The North Tower posted:

Any recs on the Gang of Four or Lin Bao?

Yeah, Mao's China and after covers both pretty solidly, as do most books that focus on the Cultural revolution. There are books out there that focus exclusively on one or the other but honestly I don't think you'd get much from the focus and would lose a lot of context that are given by the more general books. Neither Lin Bao nor Mao's wife and her cronies had much to do that separated them from Mao's orbit until he turned on them at the very end, so to understand what they were doing you really need to know what he and the rest of CPC power structure was up to at the same time. I suppose some histories of the PLA might have more to say on Lin.


The North Tower posted:


Anyone have any suggestions for anarchist works or decent history? I’m reading Conquest of Bread at present and would like to read a few more books on it to at least have a better understanding of its history and core works. I know that it’s a wide topic, so a framework would be really helpful.

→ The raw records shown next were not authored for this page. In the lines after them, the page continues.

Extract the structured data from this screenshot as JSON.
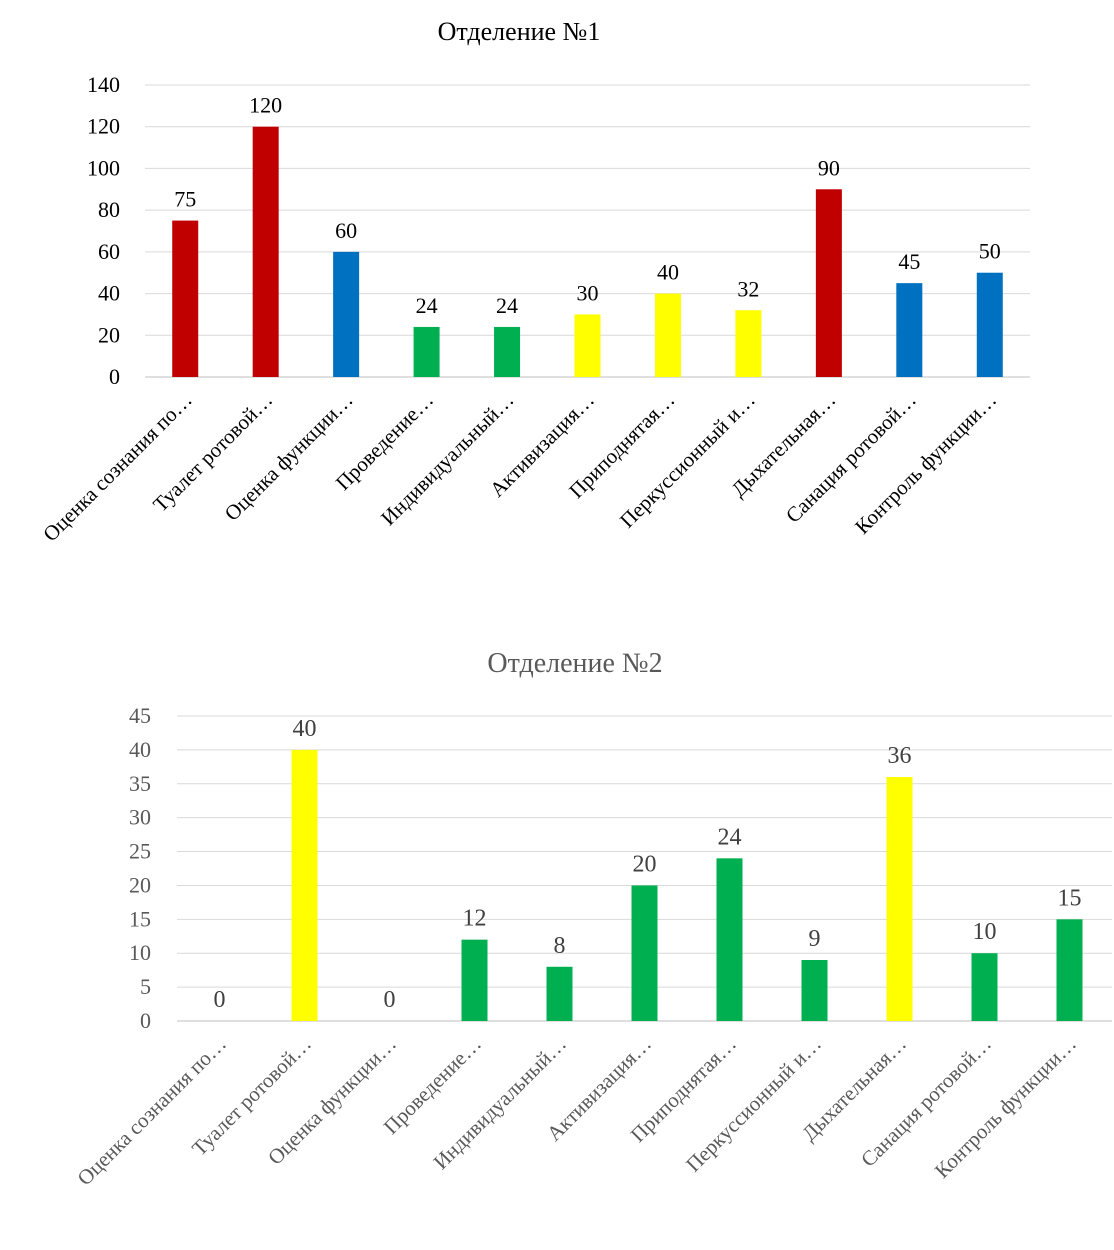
{
  "chart_data": [
    {
      "type": "bar",
      "title": "Отделение №1",
      "categories": [
        "Оценка сознания по…",
        "Туалет ротовой…",
        "Оценка функции…",
        "Проведение…",
        "Индивидуальный…",
        "Активизация…",
        "Приподнятая…",
        "Перкуссионный и…",
        "Дыхательная…",
        "Санация ротовой…",
        "Контроль функции…"
      ],
      "values": [
        75,
        120,
        60,
        24,
        24,
        30,
        40,
        32,
        90,
        45,
        50
      ],
      "bar_colors": [
        "#c00000",
        "#c00000",
        "#0070c0",
        "#00b050",
        "#00b050",
        "#ffff00",
        "#ffff00",
        "#ffff00",
        "#c00000",
        "#0070c0",
        "#0070c0"
      ],
      "yticks": [
        "0",
        "20",
        "40",
        "60",
        "80",
        "100",
        "120",
        "140"
      ],
      "ylim": [
        0,
        140
      ],
      "grid": true,
      "legend": "none",
      "data_labels": [
        "75",
        "120",
        "60",
        "24",
        "24",
        "30",
        "40",
        "32",
        "90",
        "45",
        "50"
      ]
    },
    {
      "type": "bar",
      "title": "Отделение №2",
      "categories": [
        "Оценка сознания по…",
        "Туалет ротовой…",
        "Оценка функции…",
        "Проведение…",
        "Индивидуальный…",
        "Активизация…",
        "Приподнятая…",
        "Перкуссионный и…",
        "Дыхательная…",
        "Санация ротовой…",
        "Контроль функции…"
      ],
      "values": [
        0,
        40,
        0,
        12,
        8,
        20,
        24,
        9,
        36,
        10,
        15
      ],
      "bar_colors": [
        "#00b050",
        "#ffff00",
        "#00b050",
        "#00b050",
        "#00b050",
        "#00b050",
        "#00b050",
        "#00b050",
        "#ffff00",
        "#00b050",
        "#00b050"
      ],
      "yticks": [
        "0",
        "5",
        "10",
        "15",
        "20",
        "25",
        "30",
        "35",
        "40",
        "45"
      ],
      "ylim": [
        0,
        45
      ],
      "grid": true,
      "legend": "none",
      "data_labels": [
        "0",
        "40",
        "0",
        "12",
        "8",
        "20",
        "24",
        "9",
        "36",
        "10",
        "15"
      ]
    }
  ]
}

Daniel Guerin's No Gods No Masters anthology is a very good cross section introduction, Clifford Harper's Anarchy a graphic guide is also a solid and accessible intro that has beautiful woodcut illustrations. For Anarcho-syndicalism I recommend Fighting for Ourselves by the Solidarity Federation is a compact explanation and development of the history of revolutionary unionism and the current anarcho-syndicalist movement.